Washington DC, Gatra.com - Virus Corona dengan cepat dihancurkan oleh sinar matahari, menurut penelitian terbaru yang diumumkan pejabat senior Amerika tadi malam, meskipun penelitian belum dipublikasikan dan menunggu evaluasi eksternal. William Bryan, penasihat sains dan teknologi untuk Departemen Keamanan Dalam Negeri, mengatakan kepada wartawan di Gedung Putih bahwa ilmuwan pemerintah telah menemukan sinar ultraviolet memiliki dampak kuat pada patogen, menawarkan harapan bahwa penyebarannya dapat berkurang selama musim panas. Dailymail.co.uk. 24/04.
"Pengamatan kami yang paling mencolok hingga saat ini adalah efek kuat yang dimiliki cahaya matahari untuk membunuh virus, baik di permukaan maupun di udara," katanya.
"Kami telah melihat efek yang serupa dengan suhu dan kelembaban juga, di mana peningkatan suhu dan kelembaban atau keduanya umumnya kurang menguntungkan bagi virus," tambahnya.
Radiasi yang dilepaskan oleh sinar ultraviolet merusak materi genetik virus dan kemampuannya untuk bereplikasi.Presiden Donald Trump pun menyimak paparan William Bryan. Ini menunjukkan virus tidak dapat bertahan hidup dalam suhu dan kelembaban tinggi. DHS menemukan bahwa sinar matahari yang disimulasikan 'cepat membunuh virus dalam aerosol.'
Hasil penelitian menunjukkan coronavirus paling stabil dalam kelembaban yang lebih rendah dibandingkan dengan suhu yang lebih tinggi. Namun, dokumen yang tidak dipublikasikan juga menyatakan bahwa hasilnya tidak berarti dunia akan melihat penurunan dalam kasus baru pada musim panas.

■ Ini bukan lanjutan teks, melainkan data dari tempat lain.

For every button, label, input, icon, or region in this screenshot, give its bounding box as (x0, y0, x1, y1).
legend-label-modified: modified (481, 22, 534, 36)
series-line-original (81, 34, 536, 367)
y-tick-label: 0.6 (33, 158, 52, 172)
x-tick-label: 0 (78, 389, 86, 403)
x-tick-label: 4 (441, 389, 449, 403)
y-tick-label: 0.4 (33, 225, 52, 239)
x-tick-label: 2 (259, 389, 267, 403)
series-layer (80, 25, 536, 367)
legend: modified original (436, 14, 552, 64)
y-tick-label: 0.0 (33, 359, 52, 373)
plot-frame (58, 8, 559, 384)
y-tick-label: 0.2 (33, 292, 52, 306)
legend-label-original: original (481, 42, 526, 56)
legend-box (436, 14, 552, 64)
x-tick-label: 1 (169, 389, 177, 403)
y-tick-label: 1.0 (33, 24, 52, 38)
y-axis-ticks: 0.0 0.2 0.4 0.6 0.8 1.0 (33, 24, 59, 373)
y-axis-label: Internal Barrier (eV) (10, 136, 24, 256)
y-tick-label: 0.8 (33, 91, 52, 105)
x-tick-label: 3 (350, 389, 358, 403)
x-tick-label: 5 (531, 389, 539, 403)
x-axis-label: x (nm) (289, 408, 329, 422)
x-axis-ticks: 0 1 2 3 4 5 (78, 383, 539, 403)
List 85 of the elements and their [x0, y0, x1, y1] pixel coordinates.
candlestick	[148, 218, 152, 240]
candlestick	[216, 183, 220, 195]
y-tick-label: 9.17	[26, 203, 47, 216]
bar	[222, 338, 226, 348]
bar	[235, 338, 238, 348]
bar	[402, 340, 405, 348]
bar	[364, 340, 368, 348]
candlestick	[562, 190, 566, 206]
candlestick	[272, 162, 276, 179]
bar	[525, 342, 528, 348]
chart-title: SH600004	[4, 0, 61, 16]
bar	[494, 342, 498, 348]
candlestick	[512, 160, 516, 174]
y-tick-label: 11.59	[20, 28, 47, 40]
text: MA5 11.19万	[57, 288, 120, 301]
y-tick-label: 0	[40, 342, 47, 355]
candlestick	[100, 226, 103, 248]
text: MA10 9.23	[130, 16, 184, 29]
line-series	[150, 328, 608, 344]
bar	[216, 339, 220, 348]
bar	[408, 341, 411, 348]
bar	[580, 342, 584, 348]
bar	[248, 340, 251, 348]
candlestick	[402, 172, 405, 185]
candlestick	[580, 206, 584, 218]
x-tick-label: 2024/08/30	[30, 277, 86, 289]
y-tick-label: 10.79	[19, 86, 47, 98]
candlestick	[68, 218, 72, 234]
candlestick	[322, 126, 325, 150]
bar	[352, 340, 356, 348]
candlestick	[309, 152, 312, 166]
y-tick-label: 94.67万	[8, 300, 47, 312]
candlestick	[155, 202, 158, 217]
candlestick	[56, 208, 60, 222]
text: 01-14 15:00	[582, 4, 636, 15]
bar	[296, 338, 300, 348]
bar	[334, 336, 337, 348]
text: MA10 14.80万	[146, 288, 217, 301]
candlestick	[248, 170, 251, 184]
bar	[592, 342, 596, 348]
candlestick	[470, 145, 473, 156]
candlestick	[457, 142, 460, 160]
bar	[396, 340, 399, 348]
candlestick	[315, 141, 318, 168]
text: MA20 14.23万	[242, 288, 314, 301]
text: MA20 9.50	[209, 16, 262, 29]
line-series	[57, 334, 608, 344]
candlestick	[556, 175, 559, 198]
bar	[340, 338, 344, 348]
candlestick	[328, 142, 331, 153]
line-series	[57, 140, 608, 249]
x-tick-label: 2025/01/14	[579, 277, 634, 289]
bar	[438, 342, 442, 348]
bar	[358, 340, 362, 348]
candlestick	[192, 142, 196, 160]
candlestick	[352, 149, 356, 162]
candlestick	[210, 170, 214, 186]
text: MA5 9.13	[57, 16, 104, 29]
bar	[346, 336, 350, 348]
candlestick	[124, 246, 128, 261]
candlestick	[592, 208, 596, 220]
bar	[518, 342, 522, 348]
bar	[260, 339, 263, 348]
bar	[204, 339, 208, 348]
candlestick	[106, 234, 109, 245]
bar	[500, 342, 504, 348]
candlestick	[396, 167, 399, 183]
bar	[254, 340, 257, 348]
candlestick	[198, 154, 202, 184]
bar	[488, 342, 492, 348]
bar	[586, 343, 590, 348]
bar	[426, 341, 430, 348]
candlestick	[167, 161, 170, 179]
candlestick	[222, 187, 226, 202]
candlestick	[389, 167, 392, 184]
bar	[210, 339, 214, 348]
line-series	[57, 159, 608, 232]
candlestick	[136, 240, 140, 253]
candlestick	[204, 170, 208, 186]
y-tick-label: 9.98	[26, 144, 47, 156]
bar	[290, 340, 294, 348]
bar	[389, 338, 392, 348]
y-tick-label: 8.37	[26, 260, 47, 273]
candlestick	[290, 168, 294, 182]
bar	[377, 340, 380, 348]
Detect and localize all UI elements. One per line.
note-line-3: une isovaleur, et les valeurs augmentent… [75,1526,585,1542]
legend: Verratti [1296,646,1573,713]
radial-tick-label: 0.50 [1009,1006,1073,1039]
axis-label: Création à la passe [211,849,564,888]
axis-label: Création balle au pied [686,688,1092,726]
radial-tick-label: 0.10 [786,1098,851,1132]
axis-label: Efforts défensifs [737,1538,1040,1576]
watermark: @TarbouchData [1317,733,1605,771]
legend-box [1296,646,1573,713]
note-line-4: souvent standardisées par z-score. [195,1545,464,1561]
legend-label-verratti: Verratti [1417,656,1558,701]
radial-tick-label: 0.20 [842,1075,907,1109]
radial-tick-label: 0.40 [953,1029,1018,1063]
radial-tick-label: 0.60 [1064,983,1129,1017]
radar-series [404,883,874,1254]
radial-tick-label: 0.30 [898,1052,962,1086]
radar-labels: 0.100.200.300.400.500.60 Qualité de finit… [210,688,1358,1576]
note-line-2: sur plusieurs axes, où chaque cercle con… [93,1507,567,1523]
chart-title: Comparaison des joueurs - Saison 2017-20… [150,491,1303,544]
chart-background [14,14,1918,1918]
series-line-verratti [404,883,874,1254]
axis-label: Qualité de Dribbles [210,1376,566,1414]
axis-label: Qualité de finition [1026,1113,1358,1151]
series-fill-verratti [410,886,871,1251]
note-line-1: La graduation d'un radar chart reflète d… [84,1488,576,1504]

Tetapi makalah itu sendiri belum dirilis untuk ditinjau, sehingga sulit bagi para ahli independen untuk berkomentar tentang seberapa kuat metodologinya.
Namun sudah lama diketahui bahwa sinar ultraviolet memiliki efek mensterilkan, karena radiasi merusak gen virus. Namun, pertanyaan kunci adalah berapa intensitas dan panjang gelombang sinar UV yang digunakan dalam percobaan dan apakah ini secara akurat meniru kondisi cahaya alami di musim panas.
"Akan lebih baik untuk mengetahui bagaimana tes dilakukan, dan bagaimana hasilnya diukur," Benjamin Neuman, ketua ilmu biologi di Texas A&M University-Texarkana, mengatakan kepada AFP.
Bryan membagikan slide yang merangkum temuan-temuan utama dari eksperimen yang dilakukan di National Biodefense Analysis and Countermeasures Center di Maryland. Bryan membenarkan bahwa para ilmuwan telah menemukan sinar ultraviolet memiliki dampak kuat pada patogen, menawarkan harapan bahwa penyebarannya dapat mereda selama musim panas.
Dia menjelaskan peningkatan suhu, kelembaban dan sinar matahari merusak virus pembunuh. Ini menunjukkan bahwa waktu paruh virus - waktu yang dibutuhkan untuk mengurangi setengahnya - adalah 18 jam ketika suhu 70 hingga 75 derajat Fahrenheit (21 hingga 24 derajat Celsius) dengan kelembaban 20 persen pada permukaan yang tidak berpori.
Dia menambahkan, bagaimanapun, bahwa pengurangan penyebaran tidak berarti patogen akan dihilangkan seluruhnya dan pedoman jarak sosial tidak dapat sepenuhnya dicabut. "Tidak bertanggung jawab untuk mengatakan bahwa kita merasa musim panas akan membunuh virus secara total mengabaikan panduan," katanya.
Penelitian sebelumnya juga sepakat bahwa virus ini memiliki kecepatan yang lebih baik dalam cuaca dingin dan kering daripada dalam kondisi panas dan lembab, dan tingkat penyebaran yang lebih rendah di negara-negara belahan bumi selatan di mana virus itu jatuh lebih awal dan masih hangat mendukung hal ini.
Australia, misalnya, hanya memiliki kurang dari 7.000 kasus yang dikonfirmasi dan 77 kematian - jauh di bawah banyak negara belahan bumi utara. Alasannya diperkirakan termasuk bahwa tetesan pernapasan tetap mengudara lebih lama di cuaca dingin, dan bahwa virus terdegradasi lebih cepat pada permukaan yang lebih panas, karena robeknya lapisan lemak pelindung yang membungkusnya.